Ladechaos an deutschen Autobahnen
Das Versagen hat einen Namen
15.11.2025 – 07:39 UhrLesedauer: 2 Min.
Strom entlang der Autobahn laden: Der neueste ADAC-Test offenbart ein einziges Versagen. Und das ist alles andere als überraschend.
15 Prozent Restakku, der nächste Ladepark in Sicht – doch alle Säulen belegt. Hinter Ihnen stauen sich Lkw, vom Himmel prasselt Regen. Wer mit dem E-Auto auf Langstrecke fährt, braucht derzeit starke Nerven: Plätze fehlen, echte Schnelllader sind selten, Preise oft unklar.
Das ist nicht nur der Eindruck vieler Autofahrer. Sondern auch ein Testurteil des ADAC.
Immerhin: Autohöfe schneiden deutlich besser ab. Saubere Toiletten, Imbissangebote, freundlicher Service. Hier ist alles, wie es sein soll. Auch Schnelllade-Hubs in Gewerbegebieten funktionieren meist reibungslos und bieten mehr Komfort.
Die meisten Schnellladesäulen an Raststätten gehören wenigen Betreibern. Die staatliche Autobahn GmbH vergibt Standorte teilweise für Jahrzehnte, echte Konkurrenz ausgeschlossen. Das Bundeskartellamt spricht von einem strukturellen Problem. Solange die Gerichte nicht entscheiden, bleibt der Ausbau stockend.
Tank & Rast kontrolliert über 90 Prozent der Raststätten. Schön für das Unternehmen, aber schlecht für Deutschlands Autofahrer. Ohne Konkurrenz stagniert die Entwicklung. Die Folgen kennt jeder: Sprit, Snacks und Toiletten sind oft maßlos überteuert.
Übrigens: Auch der WC-Betreiber Sanifair gehört zu Tank & Rast: Für eine Pinkelpause verlangt er mindestens 70 Cent – obwohl laut Privatisierungsvertrag Toiletten kostenlos sein sollten.
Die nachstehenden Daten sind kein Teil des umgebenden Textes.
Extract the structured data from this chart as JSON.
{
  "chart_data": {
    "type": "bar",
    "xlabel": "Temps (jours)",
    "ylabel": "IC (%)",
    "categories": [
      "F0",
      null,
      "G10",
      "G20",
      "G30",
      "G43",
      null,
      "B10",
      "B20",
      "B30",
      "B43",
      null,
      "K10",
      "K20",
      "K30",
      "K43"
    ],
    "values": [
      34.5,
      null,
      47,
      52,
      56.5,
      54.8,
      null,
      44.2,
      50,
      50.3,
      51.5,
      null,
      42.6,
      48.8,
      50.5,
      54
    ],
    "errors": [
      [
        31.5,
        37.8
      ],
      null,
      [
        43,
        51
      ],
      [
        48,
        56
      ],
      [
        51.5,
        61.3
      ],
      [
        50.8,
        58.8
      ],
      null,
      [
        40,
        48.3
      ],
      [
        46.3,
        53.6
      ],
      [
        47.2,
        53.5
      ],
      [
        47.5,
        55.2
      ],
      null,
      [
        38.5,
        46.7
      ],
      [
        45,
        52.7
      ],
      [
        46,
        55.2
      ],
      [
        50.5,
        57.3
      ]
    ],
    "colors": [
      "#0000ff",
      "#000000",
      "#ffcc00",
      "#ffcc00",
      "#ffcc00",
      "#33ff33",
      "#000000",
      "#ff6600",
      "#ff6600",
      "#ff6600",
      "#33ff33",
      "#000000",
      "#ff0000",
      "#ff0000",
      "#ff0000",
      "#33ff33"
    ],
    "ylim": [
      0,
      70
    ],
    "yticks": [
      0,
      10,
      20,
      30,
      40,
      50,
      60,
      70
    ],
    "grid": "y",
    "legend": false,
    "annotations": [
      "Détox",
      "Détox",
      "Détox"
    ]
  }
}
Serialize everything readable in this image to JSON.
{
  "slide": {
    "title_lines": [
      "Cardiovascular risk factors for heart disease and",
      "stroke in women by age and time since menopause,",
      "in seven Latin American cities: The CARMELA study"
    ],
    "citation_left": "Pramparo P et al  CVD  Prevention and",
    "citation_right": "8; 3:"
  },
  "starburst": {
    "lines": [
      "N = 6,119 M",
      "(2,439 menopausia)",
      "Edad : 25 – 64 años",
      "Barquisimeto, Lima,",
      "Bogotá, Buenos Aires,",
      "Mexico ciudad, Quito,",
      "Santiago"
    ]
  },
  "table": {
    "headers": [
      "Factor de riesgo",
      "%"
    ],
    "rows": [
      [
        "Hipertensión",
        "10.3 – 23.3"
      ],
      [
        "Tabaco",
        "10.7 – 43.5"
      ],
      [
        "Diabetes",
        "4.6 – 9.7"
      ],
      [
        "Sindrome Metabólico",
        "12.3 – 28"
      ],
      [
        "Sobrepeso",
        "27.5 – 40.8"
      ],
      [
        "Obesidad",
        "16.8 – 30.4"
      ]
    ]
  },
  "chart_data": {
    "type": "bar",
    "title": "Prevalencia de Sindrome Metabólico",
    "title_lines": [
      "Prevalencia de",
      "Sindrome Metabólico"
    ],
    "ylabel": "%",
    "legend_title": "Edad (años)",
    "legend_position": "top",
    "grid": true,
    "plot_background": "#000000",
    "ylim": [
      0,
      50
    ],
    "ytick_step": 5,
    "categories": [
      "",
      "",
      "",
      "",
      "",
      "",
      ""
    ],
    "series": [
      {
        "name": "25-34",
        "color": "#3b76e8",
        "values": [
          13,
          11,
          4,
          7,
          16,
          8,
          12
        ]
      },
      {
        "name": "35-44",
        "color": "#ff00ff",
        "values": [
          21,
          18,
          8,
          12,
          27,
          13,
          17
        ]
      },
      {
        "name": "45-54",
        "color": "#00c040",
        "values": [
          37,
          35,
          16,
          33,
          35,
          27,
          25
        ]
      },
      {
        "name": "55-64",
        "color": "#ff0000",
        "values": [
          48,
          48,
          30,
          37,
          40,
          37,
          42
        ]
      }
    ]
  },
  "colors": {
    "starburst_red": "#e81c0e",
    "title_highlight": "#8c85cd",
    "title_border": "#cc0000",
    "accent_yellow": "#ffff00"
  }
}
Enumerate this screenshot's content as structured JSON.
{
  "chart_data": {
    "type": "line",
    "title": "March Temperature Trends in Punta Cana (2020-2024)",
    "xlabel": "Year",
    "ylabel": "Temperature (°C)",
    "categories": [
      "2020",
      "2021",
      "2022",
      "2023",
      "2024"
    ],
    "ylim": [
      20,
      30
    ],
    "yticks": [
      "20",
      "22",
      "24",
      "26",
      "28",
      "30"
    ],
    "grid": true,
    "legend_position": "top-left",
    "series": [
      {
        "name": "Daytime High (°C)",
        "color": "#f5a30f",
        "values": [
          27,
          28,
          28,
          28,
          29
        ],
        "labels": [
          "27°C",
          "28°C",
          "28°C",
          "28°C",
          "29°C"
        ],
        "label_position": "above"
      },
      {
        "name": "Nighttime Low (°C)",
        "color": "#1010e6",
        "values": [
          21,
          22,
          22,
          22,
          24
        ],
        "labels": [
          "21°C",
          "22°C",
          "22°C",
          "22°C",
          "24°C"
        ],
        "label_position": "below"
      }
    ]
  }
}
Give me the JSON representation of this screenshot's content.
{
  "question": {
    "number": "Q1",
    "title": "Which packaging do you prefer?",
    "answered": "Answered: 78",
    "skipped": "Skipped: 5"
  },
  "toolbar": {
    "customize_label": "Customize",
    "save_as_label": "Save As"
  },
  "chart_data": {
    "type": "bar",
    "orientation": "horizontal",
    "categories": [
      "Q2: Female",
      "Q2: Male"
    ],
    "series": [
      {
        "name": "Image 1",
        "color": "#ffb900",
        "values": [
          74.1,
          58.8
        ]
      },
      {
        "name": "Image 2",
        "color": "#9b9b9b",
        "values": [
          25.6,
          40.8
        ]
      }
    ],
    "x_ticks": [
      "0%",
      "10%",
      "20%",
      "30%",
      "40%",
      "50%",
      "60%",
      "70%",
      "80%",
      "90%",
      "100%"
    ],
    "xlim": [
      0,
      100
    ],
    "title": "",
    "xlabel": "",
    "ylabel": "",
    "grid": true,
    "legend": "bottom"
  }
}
Bei der Vergabe der Ladesäulen hat Tank & Rast ebenfalls kräftig zugegriffen: Zwei Drittel der Standorte gingen ohne Ausschreibung direkt an das Unternehmen. Die unabhängige Monopolkommission warnt vor einer „Quasi-Monopolstellung“ an Autobahnen und fordert die Politik auf, die Standorte neu auszuschreiben.
Stattdessen wird der Ausbau genau dort blockiert, wo er am dringendsten gebraucht wird. Der niederländische Anbieter Fastned klagt seit 2022, doch eine Entscheidung steht noch aus.
Bis Ende 2026 sollen bundesweit 1.000 Schnellladepunkte an 200 Rastplätzen entstehen. Doch oft fehlen Toiletten und Verpflegung – alles, was eine Ladepause angenehm macht. Ohne Service bleiben diese Ladeparks für Kunden zweite Wahl. Und bei Tank & Rast klingelt weiter die Kasse.